If the value of `E=-78.4 "kcal//mol"`, the order of the orbit in hydrogen atom is-

To find the order of the orbit (n) in a hydrogen atom given the energy value \( E = -78.4 \, \text{kcal/mol} \), we can follow these steps: ### Step 1: Understand the energy formula The energy of an electron in a hydrogen atom is given by the formula: \[ E = -\frac{13.6 \, Z^2}{n^2} \, \text{eV} \] where \( Z \) is the atomic number (for hydrogen, \( Z = 1 \)) and \( n \) is the principal quantum number (the order of the orbit). ### Step 2: Convert the energy from kcal/mol to eV First, we need to convert the energy from kilocalories per mole to electron volts (eV).

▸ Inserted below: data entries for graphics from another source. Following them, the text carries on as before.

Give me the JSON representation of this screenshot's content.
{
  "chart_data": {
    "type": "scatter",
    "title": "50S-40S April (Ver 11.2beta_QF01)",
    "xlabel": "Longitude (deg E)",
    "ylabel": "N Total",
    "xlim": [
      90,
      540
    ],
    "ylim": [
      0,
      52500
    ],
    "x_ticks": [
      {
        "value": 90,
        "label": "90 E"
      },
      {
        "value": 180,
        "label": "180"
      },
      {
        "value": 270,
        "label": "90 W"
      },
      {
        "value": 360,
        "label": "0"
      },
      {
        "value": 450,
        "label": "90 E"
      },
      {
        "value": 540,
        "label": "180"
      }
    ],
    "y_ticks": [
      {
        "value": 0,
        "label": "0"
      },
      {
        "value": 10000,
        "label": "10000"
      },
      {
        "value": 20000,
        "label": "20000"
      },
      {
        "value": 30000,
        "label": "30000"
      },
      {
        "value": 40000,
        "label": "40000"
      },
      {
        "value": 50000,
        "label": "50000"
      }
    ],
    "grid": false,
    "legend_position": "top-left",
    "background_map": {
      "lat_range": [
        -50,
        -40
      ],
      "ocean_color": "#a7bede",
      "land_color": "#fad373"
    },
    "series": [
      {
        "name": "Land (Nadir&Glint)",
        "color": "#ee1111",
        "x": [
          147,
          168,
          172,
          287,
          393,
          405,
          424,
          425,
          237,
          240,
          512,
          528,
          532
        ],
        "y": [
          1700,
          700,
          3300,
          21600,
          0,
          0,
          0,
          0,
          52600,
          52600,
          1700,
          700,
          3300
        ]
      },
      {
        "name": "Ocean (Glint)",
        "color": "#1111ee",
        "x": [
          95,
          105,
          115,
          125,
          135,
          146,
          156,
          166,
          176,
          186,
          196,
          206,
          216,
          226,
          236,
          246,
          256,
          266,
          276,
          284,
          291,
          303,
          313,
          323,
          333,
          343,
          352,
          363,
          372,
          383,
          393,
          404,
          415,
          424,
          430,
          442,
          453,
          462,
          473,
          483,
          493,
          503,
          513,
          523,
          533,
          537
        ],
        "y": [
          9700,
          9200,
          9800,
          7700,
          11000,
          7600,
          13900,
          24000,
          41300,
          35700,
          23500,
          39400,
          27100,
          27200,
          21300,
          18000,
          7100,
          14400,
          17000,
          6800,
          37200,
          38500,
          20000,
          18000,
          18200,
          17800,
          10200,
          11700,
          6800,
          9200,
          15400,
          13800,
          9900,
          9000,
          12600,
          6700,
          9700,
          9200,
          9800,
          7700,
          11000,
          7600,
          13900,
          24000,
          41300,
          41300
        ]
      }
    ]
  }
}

The conversion factor is: \[ 1 \, \text{kcal/mol} \approx 0.0434 \, \text{eV} \] Thus, we convert \( -78.4 \, \text{kcal/mol} \): \[ E = -78.4 \, \text{kcal/mol} \times 0.0434 \, \text{eV/kcal/mol} \approx -3.404 \, \text{eV} \] ### Step 3: Set up the equation with the known values Now we can substitute \( E \) and \( Z \) into the energy formula: \[ -3.404 = -\frac{13.6 \times 1^2}{n^2} \] This simplifies to: \[ 3.404 = \frac{13.6}{n^2} \] ### Step 4: Rearrange to solve for \( n^2 \) Rearranging the equation gives: \[ n^2 = \frac{13.6}{3.404} \] ### Step 5: Calculate \( n^2 \) Calculating the right side: \[ n^2 \approx \frac{13.6}{3.404} \approx 4 \] ### Step 6: Take the square root to find \( n \) Taking the square root of both sides: \[ n \approx 2 \] ### Conclusion The order of the orbit in the hydrogen atom is \( n = 2 \). ---